Und, mein liebstes und sehr neues Argument: Die derzeitige Debatte wurde von SPD/Grünen angeheizt, um Wahlkampf zu machen. Alles linke Propaganda, und das will ich mal sehen, was die kleinen Ökos sagen, wenn nachts die Lichter ausgehen.
...sacken lassen.
Ich bin schon vereinzelt in meinem Blog auf viele Dinge eingegangen, die ich hier noch mal zusammengetragen habe. Und ich werde vielleicht später noch mal gezielt auf die einzelnen Punkt eingehen. Diesmal aber will ich nur zwei Punkte erläutern, weil sie so ziemlich für sich sprechen.
Der erste Punkt ist folgender: Im Atomkraftwerk Fukushima Daiichi sind vier von sechs Reaktoren betroffen. Bei dreien kam es zu Explosionen, vorgeblich durch Ansammlungen von Wasserstoff. Die Bevölkerung im Umkreis von zwanzig Kilometern wurde evakuiert, im Umkreis von dreißig Kilometern wird den Leuten geraten in den Häusern zu bleiben und Fenster und Türen geschlossen zu halten.
Drei Tage nach der Katastrophe meldete ein US-amerikanischer Flugzeugträger auf dem Weg nach Japan, sie hätten eine radioaktive Wolke durchquert.
Neueste Meldungen besagen, dass radioaktives Jod in Mengen über dem Grenzwert im Trinkwasser Tokios gefunden wurden. Ebenso wurde bereits belastetes Gemüse aus der Fukushima-Region entdeckt. Manche sagen, es wäre bereits zur Kernschmelze gekommen, japanische Beamte sprechen bestenfalls von einer "teilweisen" Kernschmelze. Reaktor drei der Atomanlage Fukushima Daiichi enthält Brennstäbe, die mit dem hochgiftigen Plutionium angereichert sind.

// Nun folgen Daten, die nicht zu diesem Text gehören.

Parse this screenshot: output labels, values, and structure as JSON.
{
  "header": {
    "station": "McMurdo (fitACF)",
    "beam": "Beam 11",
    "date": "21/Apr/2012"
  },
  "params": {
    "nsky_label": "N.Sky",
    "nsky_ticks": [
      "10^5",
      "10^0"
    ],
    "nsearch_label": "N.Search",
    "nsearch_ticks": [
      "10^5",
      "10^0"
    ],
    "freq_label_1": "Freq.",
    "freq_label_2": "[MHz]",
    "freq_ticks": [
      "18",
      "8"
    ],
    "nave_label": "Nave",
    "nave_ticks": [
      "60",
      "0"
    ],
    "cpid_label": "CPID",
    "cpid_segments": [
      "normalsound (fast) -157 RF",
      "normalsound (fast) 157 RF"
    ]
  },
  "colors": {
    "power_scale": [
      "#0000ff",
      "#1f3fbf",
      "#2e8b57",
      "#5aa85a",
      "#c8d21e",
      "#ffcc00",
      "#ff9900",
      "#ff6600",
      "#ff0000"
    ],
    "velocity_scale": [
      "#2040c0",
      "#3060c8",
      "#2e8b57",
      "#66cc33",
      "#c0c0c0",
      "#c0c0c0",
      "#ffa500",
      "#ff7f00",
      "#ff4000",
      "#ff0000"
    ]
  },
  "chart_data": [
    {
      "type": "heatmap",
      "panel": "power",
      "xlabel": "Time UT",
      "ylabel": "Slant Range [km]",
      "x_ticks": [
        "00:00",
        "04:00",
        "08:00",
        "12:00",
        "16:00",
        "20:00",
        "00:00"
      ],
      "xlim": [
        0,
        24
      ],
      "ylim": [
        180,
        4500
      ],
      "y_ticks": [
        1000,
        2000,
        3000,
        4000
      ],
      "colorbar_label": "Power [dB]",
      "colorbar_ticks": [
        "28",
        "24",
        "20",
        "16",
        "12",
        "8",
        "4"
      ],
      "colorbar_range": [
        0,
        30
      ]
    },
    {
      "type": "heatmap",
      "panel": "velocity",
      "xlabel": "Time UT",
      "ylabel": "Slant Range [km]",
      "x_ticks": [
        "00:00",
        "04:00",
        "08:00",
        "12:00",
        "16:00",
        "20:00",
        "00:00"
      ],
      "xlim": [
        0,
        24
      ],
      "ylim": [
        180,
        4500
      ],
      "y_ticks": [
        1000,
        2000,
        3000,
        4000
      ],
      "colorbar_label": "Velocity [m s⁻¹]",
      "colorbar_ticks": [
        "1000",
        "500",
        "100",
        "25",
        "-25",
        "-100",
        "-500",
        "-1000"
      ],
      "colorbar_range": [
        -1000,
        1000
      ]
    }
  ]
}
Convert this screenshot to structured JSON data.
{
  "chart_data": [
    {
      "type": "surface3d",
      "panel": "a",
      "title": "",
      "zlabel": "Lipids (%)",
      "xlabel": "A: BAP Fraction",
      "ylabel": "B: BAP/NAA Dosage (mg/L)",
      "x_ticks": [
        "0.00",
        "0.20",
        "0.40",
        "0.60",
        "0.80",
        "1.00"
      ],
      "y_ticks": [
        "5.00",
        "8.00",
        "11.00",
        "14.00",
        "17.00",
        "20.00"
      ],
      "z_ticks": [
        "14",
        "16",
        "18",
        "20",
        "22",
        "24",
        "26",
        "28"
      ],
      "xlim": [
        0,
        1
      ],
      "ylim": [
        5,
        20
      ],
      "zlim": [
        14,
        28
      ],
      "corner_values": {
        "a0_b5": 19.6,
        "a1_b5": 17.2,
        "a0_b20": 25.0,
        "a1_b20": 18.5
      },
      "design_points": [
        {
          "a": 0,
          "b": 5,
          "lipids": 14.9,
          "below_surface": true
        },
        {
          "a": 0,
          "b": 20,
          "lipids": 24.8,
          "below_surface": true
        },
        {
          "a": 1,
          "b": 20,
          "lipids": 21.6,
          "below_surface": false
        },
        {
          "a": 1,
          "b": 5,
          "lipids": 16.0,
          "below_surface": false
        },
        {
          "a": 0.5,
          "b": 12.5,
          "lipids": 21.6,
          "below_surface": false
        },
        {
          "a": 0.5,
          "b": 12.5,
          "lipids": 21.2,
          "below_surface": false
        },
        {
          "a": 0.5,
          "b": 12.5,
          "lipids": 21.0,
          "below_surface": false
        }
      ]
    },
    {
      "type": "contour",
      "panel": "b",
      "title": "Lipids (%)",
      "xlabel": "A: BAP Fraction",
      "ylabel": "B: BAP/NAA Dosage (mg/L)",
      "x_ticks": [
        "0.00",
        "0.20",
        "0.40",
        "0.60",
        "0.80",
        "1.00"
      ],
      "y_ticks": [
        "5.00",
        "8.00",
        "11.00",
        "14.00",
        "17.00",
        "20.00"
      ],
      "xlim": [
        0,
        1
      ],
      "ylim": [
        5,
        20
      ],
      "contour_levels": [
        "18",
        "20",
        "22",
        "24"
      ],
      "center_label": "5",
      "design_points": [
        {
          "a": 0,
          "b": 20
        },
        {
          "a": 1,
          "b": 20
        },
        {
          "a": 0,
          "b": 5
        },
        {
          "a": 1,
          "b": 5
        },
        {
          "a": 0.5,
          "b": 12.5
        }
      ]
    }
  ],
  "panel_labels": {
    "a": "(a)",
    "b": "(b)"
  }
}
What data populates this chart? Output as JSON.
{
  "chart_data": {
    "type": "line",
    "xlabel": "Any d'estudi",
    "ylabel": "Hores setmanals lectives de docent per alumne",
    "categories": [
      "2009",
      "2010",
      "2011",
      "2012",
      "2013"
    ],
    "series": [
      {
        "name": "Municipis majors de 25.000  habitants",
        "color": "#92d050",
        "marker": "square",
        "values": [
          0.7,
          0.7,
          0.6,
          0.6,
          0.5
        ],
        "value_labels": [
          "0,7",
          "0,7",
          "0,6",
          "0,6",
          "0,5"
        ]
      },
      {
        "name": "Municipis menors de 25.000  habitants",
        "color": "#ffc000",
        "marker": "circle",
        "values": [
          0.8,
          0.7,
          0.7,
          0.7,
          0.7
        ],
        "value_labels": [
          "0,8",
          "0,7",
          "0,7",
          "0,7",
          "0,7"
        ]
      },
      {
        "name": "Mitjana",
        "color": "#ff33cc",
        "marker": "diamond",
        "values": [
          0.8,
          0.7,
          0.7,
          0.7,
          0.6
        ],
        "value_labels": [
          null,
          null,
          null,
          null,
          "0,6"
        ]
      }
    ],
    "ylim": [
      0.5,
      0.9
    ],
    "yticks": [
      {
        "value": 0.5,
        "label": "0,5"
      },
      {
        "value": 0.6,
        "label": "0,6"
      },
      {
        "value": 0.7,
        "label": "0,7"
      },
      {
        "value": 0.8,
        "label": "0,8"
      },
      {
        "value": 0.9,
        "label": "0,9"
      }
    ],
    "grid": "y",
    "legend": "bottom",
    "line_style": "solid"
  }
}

Und last but not least: Drei Arbeiter des Kraftwerks wurden verstrahlt. Zwei von ihnen mit Strahlungsverbrennungen an den Beinen ins Krankenhaus geliefert.
Die Belastung des Ozeans durch das kontaminierte Löschwasser ist noch nicht einmal ansatzweise abzusehen. Ob jemals Menschen wieder in die Häuser des Evakuierungsbereichs zurückkehren können steht m.E. noch nicht fest.
...sacken lassen.
Ich denke, wir können eine Sache sicher sagen: In Fukushima Daiichi kam es zum größten anzunehmenden Unfall, dem GAU, eventuell ist die Anlage an einem Super-GAU wie Tschernobyl vorbei geschlittert, eventuell auch nicht. Wir wissen es noch nicht. Aber allein die offiziell freigegebenen Informationen beweisen doch eines: Wir können die Folgen für Japan und speziell die Fukushima-Region noch gar nicht absehen. Doch allein die Evakuierung beweist, dass hier keine kleinen Brötchen gebacken werden.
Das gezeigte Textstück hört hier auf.